Galant Galakse is a record that insists the cosmos is best understood not through telescopes but through duct-taped oscillators, rescued zithers, and the odd harmonica dragged through a black hole. Jørgen Træen and Stein Urheim, two Norwegians with an unholy amount of sonic toys, treat this album less like a set of tracks and more like a pair of interstellar expeditions where the laws of gravity have been mischievously rewritten.
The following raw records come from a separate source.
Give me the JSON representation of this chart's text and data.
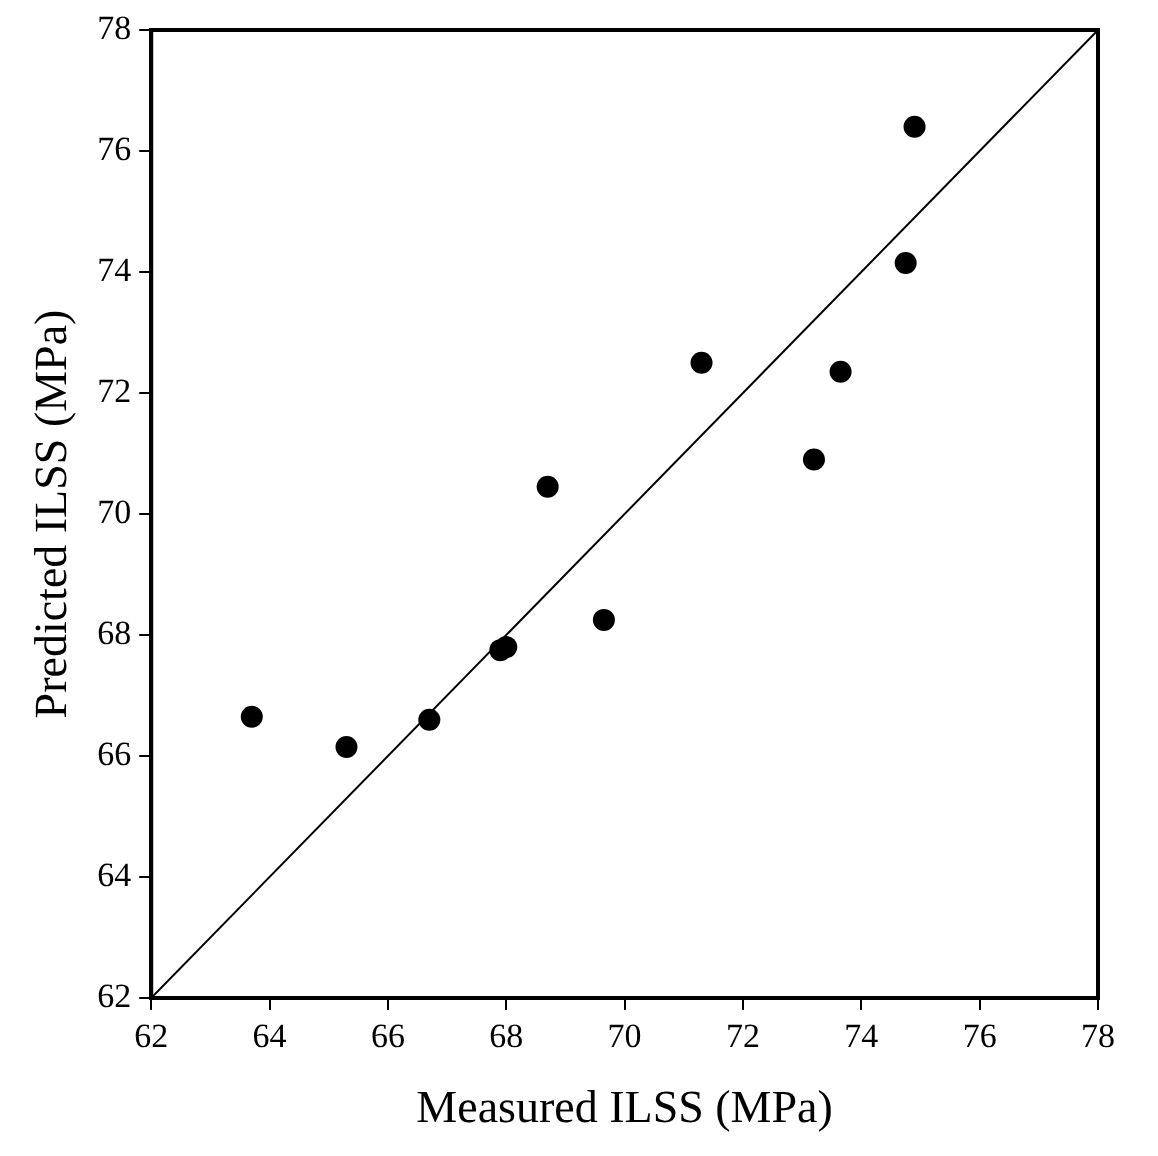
{
  "chart_data": {
    "type": "scatter",
    "xlabel": "Measured ILSS (MPa)",
    "ylabel": "Predicted ILSS (MPa)",
    "xlim": [
      62,
      78
    ],
    "xticks": [
      62,
      64,
      66,
      68,
      70,
      72,
      74,
      76,
      78
    ],
    "ylim": [
      62,
      78
    ],
    "yticks": [
      62,
      64,
      66,
      68,
      70,
      72,
      74,
      76,
      78
    ],
    "grid": false,
    "legend": false,
    "marker": "circle",
    "series": [
      {
        "color": "#000000",
        "x": [
          63.7,
          65.3,
          66.7,
          67.9,
          68.0,
          68.7,
          69.65,
          71.3,
          73.2,
          73.65,
          74.75,
          74.9
        ],
        "values": [
          66.65,
          66.15,
          66.6,
          67.75,
          67.8,
          70.45,
          68.25,
          72.5,
          70.9,
          72.35,
          74.15,
          76.4
        ]
      },
      {
        "type": "line",
        "color": "#000000",
        "x": [
          62,
          78
        ],
        "values": [
          62,
          78
        ],
        "marker": "none",
        "line_style": "solid"
      }
    ]
  }
}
If their first duo outing, "Krympende klode", was the shock of discovering a new planet, "Galant galakse" is the delight of colonizing it with unlikely flora and fauna. Across two extended pieces - "Pønskepause" and "Urpust" - they fold together modular burbles, cosmic hums, woodsy flutes, alien guitar voicings, and percussive shrapnel in ways that feel both anarchic and strangely coherent. One minute you’re in a medieval folk tune with a tamboura drone, the next you’re eavesdropping on Delia Derbyshire’s ghost arguing with Harry Partch’s instruments in a forest clearing.
It’s not “songs” we’re dealing with here, but long-form sonic narratives - elastic, unpredictable, full of interruptions that seem whimsical until you realize they were the point all along. The duo’s trick is balance: Træen’s electronics provide the magnetic field, Urheim’s strings and reeds the wandering comets, and together they keep your ears chasing unexpected orbits. Henry Kaiser briefly swoops in on guitar like a friendly meteorite, just to prove there’s always room for another eccentric body in this constellation.
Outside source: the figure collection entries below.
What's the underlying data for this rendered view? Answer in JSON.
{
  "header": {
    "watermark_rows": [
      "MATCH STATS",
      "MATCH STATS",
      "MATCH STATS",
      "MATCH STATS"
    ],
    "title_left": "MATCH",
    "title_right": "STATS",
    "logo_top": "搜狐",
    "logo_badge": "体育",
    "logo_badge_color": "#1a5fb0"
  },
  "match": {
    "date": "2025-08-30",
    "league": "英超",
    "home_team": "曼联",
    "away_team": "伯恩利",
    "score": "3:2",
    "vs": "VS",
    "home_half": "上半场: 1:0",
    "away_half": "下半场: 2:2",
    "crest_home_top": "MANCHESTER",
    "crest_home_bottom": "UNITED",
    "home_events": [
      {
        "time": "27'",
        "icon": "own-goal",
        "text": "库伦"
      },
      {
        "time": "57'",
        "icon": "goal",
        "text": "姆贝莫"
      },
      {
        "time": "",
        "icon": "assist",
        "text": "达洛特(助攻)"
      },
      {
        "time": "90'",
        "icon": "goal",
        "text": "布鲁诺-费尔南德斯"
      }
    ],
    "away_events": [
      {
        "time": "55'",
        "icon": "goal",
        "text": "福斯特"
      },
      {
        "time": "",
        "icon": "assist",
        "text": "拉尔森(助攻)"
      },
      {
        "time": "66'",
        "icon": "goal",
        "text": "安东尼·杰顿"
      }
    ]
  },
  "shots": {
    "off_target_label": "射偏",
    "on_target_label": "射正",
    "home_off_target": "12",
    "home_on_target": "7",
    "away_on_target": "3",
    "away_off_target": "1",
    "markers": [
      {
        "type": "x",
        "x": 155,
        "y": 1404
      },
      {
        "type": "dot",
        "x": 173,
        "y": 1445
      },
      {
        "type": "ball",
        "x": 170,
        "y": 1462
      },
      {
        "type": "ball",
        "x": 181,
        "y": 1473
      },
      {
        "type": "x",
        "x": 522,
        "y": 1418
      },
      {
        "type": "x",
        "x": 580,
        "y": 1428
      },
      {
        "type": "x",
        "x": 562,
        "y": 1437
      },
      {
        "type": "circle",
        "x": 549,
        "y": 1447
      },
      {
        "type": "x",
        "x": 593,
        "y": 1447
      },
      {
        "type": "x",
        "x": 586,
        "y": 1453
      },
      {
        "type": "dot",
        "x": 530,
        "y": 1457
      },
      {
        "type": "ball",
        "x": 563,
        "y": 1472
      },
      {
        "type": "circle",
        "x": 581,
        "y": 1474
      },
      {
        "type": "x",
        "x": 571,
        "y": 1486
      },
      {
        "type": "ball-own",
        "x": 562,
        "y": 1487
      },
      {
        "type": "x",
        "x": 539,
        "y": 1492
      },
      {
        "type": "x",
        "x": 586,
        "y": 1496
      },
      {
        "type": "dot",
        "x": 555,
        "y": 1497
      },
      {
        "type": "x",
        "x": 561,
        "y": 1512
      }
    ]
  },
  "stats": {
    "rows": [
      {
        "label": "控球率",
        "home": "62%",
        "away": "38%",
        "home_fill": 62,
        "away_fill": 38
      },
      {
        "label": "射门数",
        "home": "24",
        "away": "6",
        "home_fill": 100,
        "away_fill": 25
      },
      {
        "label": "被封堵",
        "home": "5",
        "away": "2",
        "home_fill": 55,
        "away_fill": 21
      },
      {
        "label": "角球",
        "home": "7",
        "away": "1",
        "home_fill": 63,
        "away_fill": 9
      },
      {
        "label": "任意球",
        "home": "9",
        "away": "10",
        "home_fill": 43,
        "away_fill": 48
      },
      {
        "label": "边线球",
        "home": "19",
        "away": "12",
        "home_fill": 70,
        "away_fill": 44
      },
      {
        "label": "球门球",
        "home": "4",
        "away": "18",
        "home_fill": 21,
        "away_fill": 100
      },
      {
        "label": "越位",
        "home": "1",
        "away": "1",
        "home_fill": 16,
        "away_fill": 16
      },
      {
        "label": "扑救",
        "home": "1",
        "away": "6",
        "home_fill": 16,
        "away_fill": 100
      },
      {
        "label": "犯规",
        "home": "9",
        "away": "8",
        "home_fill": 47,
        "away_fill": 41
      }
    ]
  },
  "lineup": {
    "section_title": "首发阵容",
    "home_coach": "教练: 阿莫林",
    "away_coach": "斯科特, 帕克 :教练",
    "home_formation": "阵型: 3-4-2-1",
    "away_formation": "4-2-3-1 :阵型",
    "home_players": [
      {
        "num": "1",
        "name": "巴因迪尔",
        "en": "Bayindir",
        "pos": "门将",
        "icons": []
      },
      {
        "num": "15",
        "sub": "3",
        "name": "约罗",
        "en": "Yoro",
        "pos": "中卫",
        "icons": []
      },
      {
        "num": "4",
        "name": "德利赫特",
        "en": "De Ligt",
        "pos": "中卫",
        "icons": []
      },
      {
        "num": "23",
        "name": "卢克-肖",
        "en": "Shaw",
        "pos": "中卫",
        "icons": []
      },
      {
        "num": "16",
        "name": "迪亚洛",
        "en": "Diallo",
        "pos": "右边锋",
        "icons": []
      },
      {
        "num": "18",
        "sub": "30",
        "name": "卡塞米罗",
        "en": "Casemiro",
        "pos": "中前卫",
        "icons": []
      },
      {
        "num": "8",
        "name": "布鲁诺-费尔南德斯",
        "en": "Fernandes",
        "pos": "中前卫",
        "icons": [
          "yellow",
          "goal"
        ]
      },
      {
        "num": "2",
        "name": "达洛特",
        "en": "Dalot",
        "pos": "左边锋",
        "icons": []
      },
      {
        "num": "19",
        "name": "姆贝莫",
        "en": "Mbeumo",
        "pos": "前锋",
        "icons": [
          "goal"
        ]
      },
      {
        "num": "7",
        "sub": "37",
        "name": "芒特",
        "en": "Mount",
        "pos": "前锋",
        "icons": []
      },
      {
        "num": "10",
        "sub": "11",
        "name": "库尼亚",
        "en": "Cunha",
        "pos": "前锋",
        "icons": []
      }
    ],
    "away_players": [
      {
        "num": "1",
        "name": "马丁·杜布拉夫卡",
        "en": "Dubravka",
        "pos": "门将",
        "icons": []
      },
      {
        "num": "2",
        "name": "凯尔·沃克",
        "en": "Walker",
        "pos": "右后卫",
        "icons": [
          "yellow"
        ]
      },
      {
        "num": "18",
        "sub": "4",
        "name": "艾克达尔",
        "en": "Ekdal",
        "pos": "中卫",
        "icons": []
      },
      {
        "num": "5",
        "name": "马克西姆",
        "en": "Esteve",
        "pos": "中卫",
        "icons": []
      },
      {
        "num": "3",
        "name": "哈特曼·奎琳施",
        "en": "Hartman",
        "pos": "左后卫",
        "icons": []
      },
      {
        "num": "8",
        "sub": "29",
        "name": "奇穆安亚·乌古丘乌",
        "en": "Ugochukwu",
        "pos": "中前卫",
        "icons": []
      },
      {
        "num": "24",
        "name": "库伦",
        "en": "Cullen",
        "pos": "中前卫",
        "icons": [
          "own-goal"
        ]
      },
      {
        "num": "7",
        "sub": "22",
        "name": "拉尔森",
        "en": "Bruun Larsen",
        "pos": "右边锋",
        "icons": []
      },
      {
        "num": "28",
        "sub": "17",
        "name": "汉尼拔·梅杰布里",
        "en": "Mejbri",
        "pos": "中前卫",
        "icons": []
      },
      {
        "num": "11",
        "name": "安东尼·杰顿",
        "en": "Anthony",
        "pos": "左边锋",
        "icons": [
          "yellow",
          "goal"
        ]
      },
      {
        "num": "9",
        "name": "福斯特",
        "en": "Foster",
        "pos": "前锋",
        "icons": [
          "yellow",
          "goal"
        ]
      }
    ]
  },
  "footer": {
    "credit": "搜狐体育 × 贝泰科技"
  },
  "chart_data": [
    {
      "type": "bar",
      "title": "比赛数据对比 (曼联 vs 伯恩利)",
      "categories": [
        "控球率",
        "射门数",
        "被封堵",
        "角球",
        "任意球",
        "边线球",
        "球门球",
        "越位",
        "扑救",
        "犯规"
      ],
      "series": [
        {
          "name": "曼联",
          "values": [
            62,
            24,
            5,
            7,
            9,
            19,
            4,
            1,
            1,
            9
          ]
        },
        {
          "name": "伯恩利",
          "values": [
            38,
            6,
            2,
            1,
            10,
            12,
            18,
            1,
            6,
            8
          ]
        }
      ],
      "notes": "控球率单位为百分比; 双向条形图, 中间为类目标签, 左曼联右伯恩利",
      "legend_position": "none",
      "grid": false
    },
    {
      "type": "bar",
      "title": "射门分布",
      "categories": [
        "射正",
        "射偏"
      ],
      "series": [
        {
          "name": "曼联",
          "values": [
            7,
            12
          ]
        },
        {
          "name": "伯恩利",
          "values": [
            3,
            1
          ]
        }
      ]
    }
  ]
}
There are no lyrics, but the album still “sings”. The instruments speak in tongues: a synth murmurs in binary prayer, a pocket trumpet wheezes like a drunken prophet, guitars slip into accents borrowed from continents that don’t exist. The voices of the galaxy are all here, just wearing new disguises.
The irony, of course, is in the title: this galaxy isn’t particularly “galant”. It’s awkward, messy, delightfully rude to convention - yet charming precisely because of its refusal to behave. Træen and Urheim aren’t writing a polite astronomical report; they’re doodling spirals in the margins of the universe and inviting us to get lost in them.
This isn’t background music for stargazing. It’s foreground music for falling headfirst into the stars and realizing, mid-spin, that chaos can be more elegant than order.